[please see below for answer]
I am using preg_match_all to extract Hashtags from strings,for example:
#tree#ztdf #n4# night
contains hashtags: tree, ztdf, n4, night
Strings can be any language with any characters, even emojis. Therefore, I enabled the utf-8 flag (/u) in my preg_match_all
:
preg_match_all('/#([\pL\p{Mn}]+)/u', $media_caption, $matches);
However, some characters are wrongly matched by their byte sequences:
I read that this is a problem with preg_match_all, utf-8 encoding and php here. I also tried to add the additional utf-8 flag (*UTF8) from pcre:
preg_match_all('(*UTF8)/#([\p{L}\p{Mn}]+)/u', $media_caption, $matches)
.. but then I am getting this error
syntax error, unexpected 'Enabled' T-flag
Anyone knows how I can extract #hashtags with any utf-8 character using preg_match_all
?
[Edit]
Ok.. another day, back to the problem: so I realized yesterday, the garbled characters I got after json_decode() are only from looking at the output with Windows command line, which can't handle UTF8. Today I run the program using Git Bash Console and
- it shows the input to preg_match_all just looking fine in UTF8.
- after this, also no problems: str_replace(array("\r\n", "\r", "\n",","), ";", $media_caption);
(replace all linebreaks)
- and no problems after this: preg_replace('
!\s+!u', ' ', $media_caption);
(replace multiple space characters with only one)
- now the funny part: it even looks fine after this: preg_match_all('/#([\p{L}\p{Mn}]+)/u', $media_caption, $matches);
For example, var_dump for the following string is this in Git Bash:
string(15) "presadebuendía"
.. but in written csv/txt it is this: presadebuend㮡
while this Embalse de Buendía
is correctly written to the file.
I am currently looking into parts of my code that may mess with character encoding during data processing.

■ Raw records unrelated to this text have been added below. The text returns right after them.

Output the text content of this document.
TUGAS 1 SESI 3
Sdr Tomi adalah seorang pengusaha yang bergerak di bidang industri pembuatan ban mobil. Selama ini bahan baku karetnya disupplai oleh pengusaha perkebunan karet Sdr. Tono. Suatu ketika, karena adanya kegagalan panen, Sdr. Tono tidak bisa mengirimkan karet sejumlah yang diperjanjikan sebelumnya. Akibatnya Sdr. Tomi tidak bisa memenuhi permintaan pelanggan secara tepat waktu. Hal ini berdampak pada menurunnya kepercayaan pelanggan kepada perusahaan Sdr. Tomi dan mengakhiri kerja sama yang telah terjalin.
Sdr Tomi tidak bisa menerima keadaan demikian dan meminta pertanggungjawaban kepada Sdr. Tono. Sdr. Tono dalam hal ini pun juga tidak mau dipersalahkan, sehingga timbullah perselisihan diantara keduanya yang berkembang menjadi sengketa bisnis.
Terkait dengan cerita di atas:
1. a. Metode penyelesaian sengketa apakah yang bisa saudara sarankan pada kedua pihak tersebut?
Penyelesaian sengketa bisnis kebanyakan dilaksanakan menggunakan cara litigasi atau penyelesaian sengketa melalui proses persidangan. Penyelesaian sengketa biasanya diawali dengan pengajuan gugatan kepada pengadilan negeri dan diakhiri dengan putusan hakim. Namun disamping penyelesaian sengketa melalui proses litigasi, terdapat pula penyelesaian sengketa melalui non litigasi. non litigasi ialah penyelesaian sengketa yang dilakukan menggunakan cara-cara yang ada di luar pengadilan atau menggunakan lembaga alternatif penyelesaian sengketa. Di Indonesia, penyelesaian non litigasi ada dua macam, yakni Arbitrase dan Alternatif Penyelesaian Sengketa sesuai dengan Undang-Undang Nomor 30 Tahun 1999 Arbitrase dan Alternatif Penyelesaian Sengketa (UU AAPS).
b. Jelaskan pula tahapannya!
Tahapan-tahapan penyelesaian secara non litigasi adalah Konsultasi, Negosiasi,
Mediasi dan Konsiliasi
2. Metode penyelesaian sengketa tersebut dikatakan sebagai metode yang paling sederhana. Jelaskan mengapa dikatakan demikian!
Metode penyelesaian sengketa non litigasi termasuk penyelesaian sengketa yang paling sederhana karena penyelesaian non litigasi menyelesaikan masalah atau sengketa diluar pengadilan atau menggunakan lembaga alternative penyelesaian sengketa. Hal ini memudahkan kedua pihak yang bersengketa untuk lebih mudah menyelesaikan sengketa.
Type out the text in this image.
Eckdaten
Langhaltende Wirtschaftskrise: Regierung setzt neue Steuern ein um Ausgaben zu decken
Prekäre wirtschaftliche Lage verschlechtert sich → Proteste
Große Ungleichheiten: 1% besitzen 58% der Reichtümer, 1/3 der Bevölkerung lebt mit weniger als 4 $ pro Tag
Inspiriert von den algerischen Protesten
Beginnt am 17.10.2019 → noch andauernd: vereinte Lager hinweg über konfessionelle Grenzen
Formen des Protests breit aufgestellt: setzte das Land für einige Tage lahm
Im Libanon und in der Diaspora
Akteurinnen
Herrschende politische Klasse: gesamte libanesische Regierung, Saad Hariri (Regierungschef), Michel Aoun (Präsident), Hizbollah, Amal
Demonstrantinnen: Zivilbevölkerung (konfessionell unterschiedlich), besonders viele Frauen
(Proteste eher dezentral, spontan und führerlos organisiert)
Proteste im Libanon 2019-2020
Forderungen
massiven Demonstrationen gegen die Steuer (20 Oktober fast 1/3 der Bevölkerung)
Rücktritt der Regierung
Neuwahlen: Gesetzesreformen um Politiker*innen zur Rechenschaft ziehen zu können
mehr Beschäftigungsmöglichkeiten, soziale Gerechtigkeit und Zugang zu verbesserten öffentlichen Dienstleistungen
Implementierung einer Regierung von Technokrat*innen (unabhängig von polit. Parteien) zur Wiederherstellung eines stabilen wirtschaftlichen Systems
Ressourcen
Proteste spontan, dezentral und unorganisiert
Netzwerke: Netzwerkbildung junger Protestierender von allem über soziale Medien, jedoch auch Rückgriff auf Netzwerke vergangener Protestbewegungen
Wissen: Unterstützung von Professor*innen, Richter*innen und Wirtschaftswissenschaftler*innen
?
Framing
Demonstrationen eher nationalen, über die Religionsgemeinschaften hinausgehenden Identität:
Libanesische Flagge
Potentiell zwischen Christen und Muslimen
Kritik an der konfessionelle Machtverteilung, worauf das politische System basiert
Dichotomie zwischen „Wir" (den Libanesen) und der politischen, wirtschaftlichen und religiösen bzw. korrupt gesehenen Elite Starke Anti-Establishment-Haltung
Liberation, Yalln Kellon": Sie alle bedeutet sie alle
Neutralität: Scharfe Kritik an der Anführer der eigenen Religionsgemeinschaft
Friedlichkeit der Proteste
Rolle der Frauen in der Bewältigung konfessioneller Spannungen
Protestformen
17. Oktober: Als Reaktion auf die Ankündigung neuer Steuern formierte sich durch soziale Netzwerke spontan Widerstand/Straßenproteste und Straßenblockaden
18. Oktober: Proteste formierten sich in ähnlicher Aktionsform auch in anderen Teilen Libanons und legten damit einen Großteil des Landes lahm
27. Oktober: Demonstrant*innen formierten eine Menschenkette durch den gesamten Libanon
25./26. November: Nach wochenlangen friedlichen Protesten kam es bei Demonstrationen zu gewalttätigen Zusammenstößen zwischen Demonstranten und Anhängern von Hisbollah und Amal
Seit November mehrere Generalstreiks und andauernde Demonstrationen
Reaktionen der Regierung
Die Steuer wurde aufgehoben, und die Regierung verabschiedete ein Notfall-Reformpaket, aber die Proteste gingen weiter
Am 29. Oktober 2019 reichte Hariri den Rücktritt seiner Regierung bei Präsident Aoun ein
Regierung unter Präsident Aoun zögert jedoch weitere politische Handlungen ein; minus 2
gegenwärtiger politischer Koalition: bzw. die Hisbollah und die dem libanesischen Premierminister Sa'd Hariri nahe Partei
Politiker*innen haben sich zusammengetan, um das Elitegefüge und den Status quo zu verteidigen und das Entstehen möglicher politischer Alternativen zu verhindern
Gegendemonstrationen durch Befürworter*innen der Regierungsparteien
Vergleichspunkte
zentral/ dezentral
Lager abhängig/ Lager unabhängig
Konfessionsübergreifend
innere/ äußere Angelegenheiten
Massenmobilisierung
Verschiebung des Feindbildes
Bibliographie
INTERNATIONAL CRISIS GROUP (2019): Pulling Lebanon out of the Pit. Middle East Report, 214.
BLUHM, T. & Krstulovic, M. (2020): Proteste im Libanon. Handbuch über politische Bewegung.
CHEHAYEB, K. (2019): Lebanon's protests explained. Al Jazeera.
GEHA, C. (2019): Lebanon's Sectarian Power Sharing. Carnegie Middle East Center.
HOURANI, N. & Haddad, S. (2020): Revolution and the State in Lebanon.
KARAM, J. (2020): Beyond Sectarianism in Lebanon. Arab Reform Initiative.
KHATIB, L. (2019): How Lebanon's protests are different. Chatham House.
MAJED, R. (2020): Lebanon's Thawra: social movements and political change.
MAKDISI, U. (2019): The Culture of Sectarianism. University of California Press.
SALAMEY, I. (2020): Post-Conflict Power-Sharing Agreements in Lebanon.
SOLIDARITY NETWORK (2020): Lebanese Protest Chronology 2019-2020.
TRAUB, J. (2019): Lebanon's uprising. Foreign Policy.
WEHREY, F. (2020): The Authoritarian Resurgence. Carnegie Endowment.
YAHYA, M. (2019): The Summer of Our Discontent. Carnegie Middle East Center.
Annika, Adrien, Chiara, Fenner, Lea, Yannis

So far, I have tried:
header('Content-Encoding: UTF-8');
header('Content-type: text/csv; charset=UTF-8');
mb_internal_encoding("UTF-8");
and replacing fopen with this function:
function utf8_fopen_read($fileName) {
$fc = iconv('windows-1250', 'utf-8', file_get_contents($fileName));
$handle=fopen("php://memory", "rw");
fwrite($handle, $fc);
fseek($handle, 0);
return $handle;
}
.. but none of this solved the issue.